Две жизни. Часть III - страница 55



– Что же тебе нужнее в первую очередь, Левушка? – передавая мне павлина, спросил И. Мой ли портрет или описание жизни брата Николая у Никито?

– Конечно, И., ваш портрет мне нужнее, потому что в нем для меня символ всей жизни, которую я понял через вас. Владея вашим портретом, я надеюсь навеки запечатлеть его в сердце, как путь счастья и силы, которые вы научили меня понимать. Если бы я теперь услышал, как прожил мой брат неделю в глуши гор, почти заживо схороненный в буране снегов, я понял бы, вероятно, многое иначе, чем до моей встречи с вами. Символ белого павлина, который я видел на коробках Али, Флорентийца и моего брата…

Я не договорил моей фразы. Живой павлин, которого я держал на руках, взяв его от И., вдруг точно прорезал какой-то туманный занавес в моей памяти. Я вспомнил вчерашнее. Вся картина поляны, и на ней две фигуры – И. и Франциска, окруженные снежными кольцами павлинов с сияющими золотыми хвостами, до того ясно и четко вырисовалась в моей памяти, что я мгновенно забыл все остальное и стоял оглушенный потоком новых мыслей, новым озарением.

Вчера я не мог осилить всего величия труда, в котором участвовали птицы-братья, помогавшие вырваться своим карликам-братьям из цепей и мук зла. Не знаю и сейчас, сколько, как и где я стоял. Я точно читал слова письма Али: «И пусть этот белый павлин будет тебе эмблемой мира и труда для пользы и счастья людей». Резкая боль в пояснице – должно быть, я неловко повернулся – заставила меня прийти в себя. Опомнился я окончательно только в купальне, на берегу нижнего холодного озера. Мой птенчик сидел у моего изголовья, а И. и Никито стояли возле меня. В руках И. был флакон Флорентийца, я его узнал и понял, что, очевидно, дело не обошлось без моего обморока.

Как это ни странно, но, когда я теперь смотрел на Никито, какие-то смутные воспоминания, что-то из далекого детства, вставало в моей памяти. Мне казалось, что его лицо, такое сейчас заботливо-нежное, связывалось в обрывках моей памяти с горами Кавказа, с лошадью, с каким-то путешествием, но ничего определенного я вспомнить не мог и, махнув рукой, решил, что это снова штучки моей «дервишской шапки». Все же, когда Никито прикоснулся ко мне, помогая встать, это прикосновение показалось мне знакомым.
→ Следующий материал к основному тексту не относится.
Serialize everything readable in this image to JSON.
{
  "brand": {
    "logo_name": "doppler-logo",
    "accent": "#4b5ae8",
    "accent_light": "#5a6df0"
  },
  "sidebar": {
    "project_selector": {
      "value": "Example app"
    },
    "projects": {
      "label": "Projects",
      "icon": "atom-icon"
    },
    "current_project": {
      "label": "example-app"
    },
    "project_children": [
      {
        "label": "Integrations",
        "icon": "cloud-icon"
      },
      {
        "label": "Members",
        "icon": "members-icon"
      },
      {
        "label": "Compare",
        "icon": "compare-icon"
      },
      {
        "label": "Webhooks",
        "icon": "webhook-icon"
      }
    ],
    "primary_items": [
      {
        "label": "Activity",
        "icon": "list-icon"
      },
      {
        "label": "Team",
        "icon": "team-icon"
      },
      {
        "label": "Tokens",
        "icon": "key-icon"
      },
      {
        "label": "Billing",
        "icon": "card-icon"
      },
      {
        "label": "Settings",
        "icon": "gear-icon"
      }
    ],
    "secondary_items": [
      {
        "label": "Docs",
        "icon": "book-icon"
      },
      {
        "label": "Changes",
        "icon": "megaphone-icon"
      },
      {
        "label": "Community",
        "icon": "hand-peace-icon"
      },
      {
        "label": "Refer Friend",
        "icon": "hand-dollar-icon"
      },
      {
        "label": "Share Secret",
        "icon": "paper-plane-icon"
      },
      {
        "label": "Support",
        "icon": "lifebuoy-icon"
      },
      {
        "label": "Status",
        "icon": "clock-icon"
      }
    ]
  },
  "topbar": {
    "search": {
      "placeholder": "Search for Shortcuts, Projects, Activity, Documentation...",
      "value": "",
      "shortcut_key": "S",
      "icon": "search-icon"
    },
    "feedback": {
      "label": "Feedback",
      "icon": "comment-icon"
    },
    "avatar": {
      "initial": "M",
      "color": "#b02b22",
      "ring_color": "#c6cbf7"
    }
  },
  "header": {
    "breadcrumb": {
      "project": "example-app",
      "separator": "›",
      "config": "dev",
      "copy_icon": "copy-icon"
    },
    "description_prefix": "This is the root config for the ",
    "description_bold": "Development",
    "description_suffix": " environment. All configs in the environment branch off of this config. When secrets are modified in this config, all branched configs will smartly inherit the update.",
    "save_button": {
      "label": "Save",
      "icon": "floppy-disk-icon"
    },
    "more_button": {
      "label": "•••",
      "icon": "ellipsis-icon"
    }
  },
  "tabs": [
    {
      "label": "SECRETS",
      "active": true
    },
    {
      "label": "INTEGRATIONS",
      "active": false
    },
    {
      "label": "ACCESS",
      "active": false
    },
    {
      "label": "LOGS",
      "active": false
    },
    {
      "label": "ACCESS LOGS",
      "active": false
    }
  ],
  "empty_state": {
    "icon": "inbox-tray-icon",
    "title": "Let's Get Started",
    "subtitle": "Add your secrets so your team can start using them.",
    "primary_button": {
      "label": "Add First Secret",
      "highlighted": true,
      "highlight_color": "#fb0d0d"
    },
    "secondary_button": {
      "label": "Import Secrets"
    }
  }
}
– Ну, Левушка, попробуем искупать тебя в холодном озере, как рекомендовала Наталья Владимировна, – сказал мне И.

– Так она, дорогая моя приятельница, снова здесь? – Никито был очень удивлен, когда узнал, что Андреева не только снова здесь, но и живет в доме первой ступени, как он выразился о нашем домике.

На мой вопрос, что значит «первая ступень», он ответил мне, что первых ступеней много, в смысле жизни Общины и в бытовом, и в духовном отношениях.

Первая ступень, как ее надо понимать в смысле дома, – это род распределителя, где каждый человек не выбирает себе нравящегося ему места в жизни, а живет именно там и так, как его духовные силы дают ему возможность. И именно эти силы определяют его место в Общине, не давая ему возможности жить иначе в каком-либо другом доме Общины.

О себе он сказал, что живет сейчас в доме пятой ступени, а жил много лет назад, уезжая отсюда, в третьей. Но, возвратившись, теперь нашел дом в пятой, которого даже не видел, когда жил в третьей.

И. сказал мне, что, если я выдержу мое купанье благополучно, он проведет меня к тем домам Общины, где мои силы дадут мне возможность жить и дышать. Он прибавил, что можно обладать очень высоко развитыми психическими силами, даже быть источником больших откровений для людей и все же, по недостатку гармонии в своем собственном организме, не иметь сил выносить вибрации тех ступеней, где атмосфера требует именно гармонии как начальной, исходной точки существования. Человек, не справляющийся с рвущимися из него токами сил, задыхается в более высокой атмосфере гармонии, останавливается перед нею, как перед самой плотной стеной, хотя внешних препятствий перед ним никаких не существует.